Discover more from Generational
Future Unicorn #228: OneSchema
The Quild Future Unicorn is a weekly product-focused note highlighting one early-stage startup with statistically significant signals of becoming a unicorn.
OneSchema is an embeddable spreadsheet importer and validator. Product and engineering teams use OneSchema to avoid the costly and complicated process of building and maintaining spreadsheet import. Designed for businesses of all sizes, OneSchema empowers product and engineering teams to launch beautiful, performant, fully customized spreadsheet importers in hours, not months.
Andrew was an engineer at Affinity (3+ yrs)
Top company alumni
Christina was a product manager at Google (4 yrs)
General Catalyst led seed
Sequoia Capital participated in seed
Box Group participated in seed
Top university alumni
Christina graduated from Stanford University (BS)
Andrew graduated from Stanford University (BS)
Embeddable spreadsheet importer
Pain point and persona
Underlying every SaaS product are data models to support basic functions from user registration to do the doings it was built for (a Digitally Baffled reference). For example, a CRM needs the data fields account name, creation and close dates, assigned account manager, and many more. An HRIS needs employee name, date of birth, SSN, bank account number, any many more. Developers build the data models and its relationship to each other - like the chart below for Salesforce's Sales Cloud.
As organizations adopt new products, they need to migrate current data to fit the new software's data model. This has been traditionally been done manually. But as software becomes more self-serve, software companies have increasingly built self-serve data importers for users. Spreadsheet data in the form of CSVs (comma separated values) and XLSXs (Excel) are the most common formats that business users deal with. The challenge then becomes validating that the imported data is formatted and mapped correctly. Building a scalable and easy-to-maintain impoter (data models change as a product matures) takes months of developer time.
OneSchema is an embeddable CSV (for now) importer that developers can plug into their product easily. There are four main components to OneSchema's product: parser, data validation, error handling, and mapping.
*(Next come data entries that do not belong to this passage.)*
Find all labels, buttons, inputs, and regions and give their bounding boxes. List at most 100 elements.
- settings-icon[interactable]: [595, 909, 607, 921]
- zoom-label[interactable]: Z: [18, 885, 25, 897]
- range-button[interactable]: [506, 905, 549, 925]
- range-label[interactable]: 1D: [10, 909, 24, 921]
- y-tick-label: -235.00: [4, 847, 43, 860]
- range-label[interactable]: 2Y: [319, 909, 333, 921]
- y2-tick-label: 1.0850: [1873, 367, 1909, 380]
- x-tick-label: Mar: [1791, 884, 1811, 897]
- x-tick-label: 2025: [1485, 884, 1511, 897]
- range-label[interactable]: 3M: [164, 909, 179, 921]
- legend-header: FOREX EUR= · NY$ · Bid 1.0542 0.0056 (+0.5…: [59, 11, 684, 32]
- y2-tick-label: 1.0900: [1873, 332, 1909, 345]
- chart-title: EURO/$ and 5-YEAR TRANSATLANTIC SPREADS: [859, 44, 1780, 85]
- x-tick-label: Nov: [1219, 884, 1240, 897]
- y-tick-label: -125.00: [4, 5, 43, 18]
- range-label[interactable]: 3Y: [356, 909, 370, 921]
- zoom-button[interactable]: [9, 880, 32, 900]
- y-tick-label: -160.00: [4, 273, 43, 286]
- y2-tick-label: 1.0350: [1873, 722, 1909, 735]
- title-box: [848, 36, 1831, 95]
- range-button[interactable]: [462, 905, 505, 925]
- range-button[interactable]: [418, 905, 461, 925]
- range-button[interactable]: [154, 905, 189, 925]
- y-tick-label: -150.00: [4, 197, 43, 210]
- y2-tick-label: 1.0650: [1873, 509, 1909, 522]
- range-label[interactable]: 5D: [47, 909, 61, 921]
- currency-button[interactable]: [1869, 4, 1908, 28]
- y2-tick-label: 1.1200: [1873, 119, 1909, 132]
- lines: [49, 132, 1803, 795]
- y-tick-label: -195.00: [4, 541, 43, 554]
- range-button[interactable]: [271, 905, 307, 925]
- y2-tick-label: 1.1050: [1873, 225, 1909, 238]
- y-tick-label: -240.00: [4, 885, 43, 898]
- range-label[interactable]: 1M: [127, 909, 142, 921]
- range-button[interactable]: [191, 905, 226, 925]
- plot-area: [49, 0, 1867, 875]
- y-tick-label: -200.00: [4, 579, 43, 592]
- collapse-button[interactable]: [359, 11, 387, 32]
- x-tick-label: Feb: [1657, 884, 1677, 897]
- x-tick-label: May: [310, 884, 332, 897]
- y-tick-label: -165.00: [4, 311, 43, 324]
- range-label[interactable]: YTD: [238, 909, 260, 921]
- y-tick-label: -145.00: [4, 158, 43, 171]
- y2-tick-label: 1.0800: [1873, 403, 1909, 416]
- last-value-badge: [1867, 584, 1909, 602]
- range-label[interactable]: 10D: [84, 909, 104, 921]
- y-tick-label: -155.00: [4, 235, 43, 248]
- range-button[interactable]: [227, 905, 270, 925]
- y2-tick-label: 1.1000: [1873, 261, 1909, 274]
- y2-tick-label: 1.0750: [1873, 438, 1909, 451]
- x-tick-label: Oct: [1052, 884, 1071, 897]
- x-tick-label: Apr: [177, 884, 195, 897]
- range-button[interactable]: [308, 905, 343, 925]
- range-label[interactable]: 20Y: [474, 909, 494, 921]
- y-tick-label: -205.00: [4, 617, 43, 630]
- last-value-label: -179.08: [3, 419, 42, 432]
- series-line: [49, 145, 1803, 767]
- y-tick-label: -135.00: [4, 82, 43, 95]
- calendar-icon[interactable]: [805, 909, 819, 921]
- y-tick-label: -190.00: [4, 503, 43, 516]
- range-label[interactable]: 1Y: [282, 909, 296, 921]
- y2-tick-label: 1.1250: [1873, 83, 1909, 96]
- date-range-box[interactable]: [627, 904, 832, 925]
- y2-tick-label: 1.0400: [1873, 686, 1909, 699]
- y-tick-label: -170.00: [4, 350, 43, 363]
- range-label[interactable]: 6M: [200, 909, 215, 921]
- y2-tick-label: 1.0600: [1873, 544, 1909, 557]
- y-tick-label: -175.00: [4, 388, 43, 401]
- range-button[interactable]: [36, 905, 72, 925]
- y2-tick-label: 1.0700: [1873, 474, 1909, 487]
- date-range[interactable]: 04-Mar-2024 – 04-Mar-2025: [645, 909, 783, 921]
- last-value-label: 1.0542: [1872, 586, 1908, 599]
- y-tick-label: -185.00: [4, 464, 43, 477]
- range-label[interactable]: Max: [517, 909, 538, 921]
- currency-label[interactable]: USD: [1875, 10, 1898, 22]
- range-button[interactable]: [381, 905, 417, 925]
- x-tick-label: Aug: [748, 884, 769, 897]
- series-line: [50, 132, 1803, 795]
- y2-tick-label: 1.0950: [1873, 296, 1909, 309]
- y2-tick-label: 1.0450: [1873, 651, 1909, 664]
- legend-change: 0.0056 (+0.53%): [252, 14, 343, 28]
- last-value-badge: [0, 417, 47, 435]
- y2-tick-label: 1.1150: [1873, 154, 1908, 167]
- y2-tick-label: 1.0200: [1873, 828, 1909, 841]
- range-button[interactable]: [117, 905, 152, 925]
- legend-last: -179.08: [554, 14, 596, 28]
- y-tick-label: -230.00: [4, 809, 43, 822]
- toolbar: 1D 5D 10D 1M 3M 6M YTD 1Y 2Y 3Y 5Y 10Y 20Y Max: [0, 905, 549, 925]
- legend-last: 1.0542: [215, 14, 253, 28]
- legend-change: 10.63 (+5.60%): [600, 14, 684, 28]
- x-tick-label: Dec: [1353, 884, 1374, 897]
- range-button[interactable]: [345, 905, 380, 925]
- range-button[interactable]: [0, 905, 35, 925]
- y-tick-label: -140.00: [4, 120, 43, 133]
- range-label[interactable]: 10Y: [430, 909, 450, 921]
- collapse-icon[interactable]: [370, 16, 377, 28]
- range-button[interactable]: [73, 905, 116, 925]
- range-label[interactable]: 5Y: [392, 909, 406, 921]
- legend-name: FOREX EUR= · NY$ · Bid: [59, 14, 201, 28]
Parser: processes structured data (e.g. CSV), interpreting its structure, and extracting the individual data elements that it contains into a spreadsheet. Basically, it "reads" the CSV or Excel file.
Data validation: checks each cell in the spreadsheet using rules. It determines how data should be cleaned. Validations are applied to data to ensure the data meets specific requirements (e.g. business logic) - imagine interchanging European and US date formats. OneSchema has 30+ pre-built validators from dates to country codes to SSN. Developers can also build custom validators.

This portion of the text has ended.